Identifying treatment effect heterogeneity in dose-finding trials using Bayesian hierarchical models: Identifying treatment effect heterogeneity in dose-finding trials.

Abstract

An important task in drug development is to identify patients, which respond better or worse to an experimental treatment. Identifying predictive covariates, which influence the treatment effect and can be used to define subgroups of patients, is a key aspect of this task. Analyses of treatment effect heterogeneity are however known to be challenging, since the number of possible covariates or subgroups is often large, while samples sizes in earlier phases of drug development are often small. In addition, distinguishing predictive covariates from prognostic covariates, which influence the response independent of the given treatment, can often be difficult. While many approaches for these types of problems have been proposed, most of them focus on the two-arm clinical trial setting, where patients are given either the treatment or a control. In this article we consider parallel groups dose-finding trials, in which patients are administered different doses of the same treatment.
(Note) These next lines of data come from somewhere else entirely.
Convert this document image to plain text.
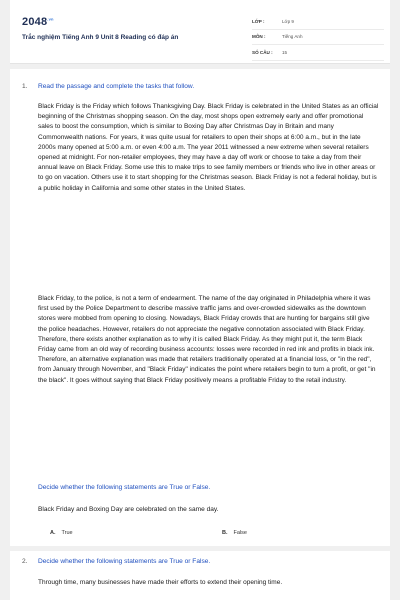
$2048^{.vn}$
Trắc nghiệm Tiếng Anh 9 Unit 8 Reading có đáp án
LỚP :	Lớp 9
MÔN :	Tiếng Anh
SỐ CÂU :	15
1. Read the passage and complete the tasks that follow.

Black Friday is the Friday which follows Thanksgiving Day. Black Friday is celebrated in the United States as an official beginning of the Christmas shopping season. On the day, most shops open extremely early and offer promotional sales to boost the consumption, which is similar to Boxing Day after Christmas Day in Britain and many Commonwealth nations. For years, it was quite usual for retailers to open their shops at 6:00 a.m., but in the late 2000s many opened at 5:00 a.m. or even 4:00 a.m. The year 2011 witnessed a new extreme when several retailers opened at midnight. For non-retailer employees, they may have a day off work or choose to take a day from their annual leave on Black Friday. Some use this to make trips to see family members or friends who live in other areas or to go on vacation. Others use it to start shopping for the Christmas season. Black Friday is not a federal holiday, but is a public holiday in California and some other states in the United States.

Black Friday, to the police, is not a term of endearment. The name of the day originated in Philadelphia where it was first used by the Police Department to describe massive traffic jams and over-crowded sidewalks as the downtown stores were mobbed from opening to closing. Nowadays, Black Friday crowds that are hunting for bargains still give the police headaches. However, retailers do not appreciate the negative connotation associated with Black Friday. Therefore, there exists another explanation as to why it is called Black Friday. As they might put it, the term Black Friday came from an old way of recording business accounts: losses were recorded in red ink and profits in black ink. Therefore, an alternative explanation was made that retailers traditionally operated at a financial loss, or "in the red", from January through November, and "Black Friday" indicates the point where retailers begin to turn a profit, or get "in the black". It goes without saying that Black Friday positively means a profitable Friday to the retail industry.

Decide whether the following statements are True or False.
Black Friday and Boxing Day are celebrated on the same day.
A. True	B. False
2. Decide whether the following statements are True or False.

Through time, many businesses have made their efforts to extend their opening time.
To investigate treatment effect heterogeneity in this setting we propose a Bayesian hierarchical dose-response model with covariate effects on dose-response parameters. We make use of shrinkage priors to prevent overfitting, which can easily occur, when the number of considered covariates is large and sample sizes are small. We compare several such priors in simulations and also investigate dependent modeling of prognostic and predictive effects to better distinguish these two types of effects. We illustrate the use of our proposed approach using a Phase II dose-finding trial and show how it can be used to identify predictive covariates and subgroups of patients with increased treatment effects.